Cinque anni fa a Cesenatico il primo contagio da Covid: cosa resta di quei giorni - La Voce di Cesenatico

All’inizio, diciamo la verità, il clima era quello da “villaggio vacanza”: niente scuola, niente lavoro (al massimo lo smart-working in tuta e ciabatte), le serie infinite alla tv, i flash-mob patriottici sul balcone, i lenzuoli “Andrà tutto bene” e la ritrovata intimità familiare. Anche Selvaggia Lucarelli ci rassicurò: “Che poi alla fine – scrisse – questo grande sacrificio richiesto è di rimanere a casa, al caldo, davanti a Netflix, mica di andare a raccogliere pomodori nei campi a ferragosto”. 

Al quinto modello di autocertificazione ci venne il sospetto che, da bravi italiani, stavamo provando a sconfiggere il virus rincoglionendolo a livello burocratico, ma che bello era girare per la strada e, incontrando il vicino, potergli sussurrare… “Sai, sono immune…”. 

Poi, col tempo, abbiamo capito che la reclusione non sarebbe stata una questione di giorni, forse neppure di settimane. E allora, con l’incubo di una stagione turistica davvero a rischio, abbiamo iniziato a preoccuparci sul serio. Perché questo paese vive in simbiosi con il turismo e, senza di quello – pensammo – a settembre saremo tutti più poveri e più indebitati. 

Insomma, tra virologi da bagaglino e complottisti onniscienti, ben presto il numero degli esperti di Covid-19 superò di gran lunga il numero di contagiati e, a quel punto, cominciammo un po’ ad aprire gli occhi. I conti correnti cominciavano a scendere, i ragazzini a scalpitare e l’idea che “nulla sarà più come prima” cominciava a farsi largo anche tra gli ottimisti più irriducibili. Poi il virus – come tutte le pandemie – fece il suo corso naturale e, se oggi ti becchi il Covid-19 (quello stesso Covid-19!), prendi la borsa dell’acqua calda, un Brufen e finisce lì.  

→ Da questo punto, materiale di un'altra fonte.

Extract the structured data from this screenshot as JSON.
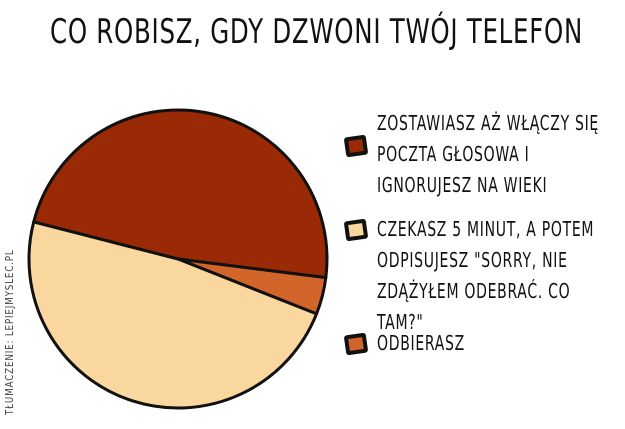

Che cosa resterà allora di quegli anni bui e bizzarri? In primis, le immagini funeree di una Cesenatico che non vorremmo vedere mai più. Ma ciò che resta é soprattutto una grande lezione di vita perché, nell’era della pandemia, non ha avuto ragione nessuno: né quelli che hanno creduto a tutto né quelli che non hanno creduto a niente. Ma quando, la prossima volta, distribuiranno i copioni, le maschere e gli stampi, speriamo almeno di essere un po’ più lucidi e un po’ meno coglioni.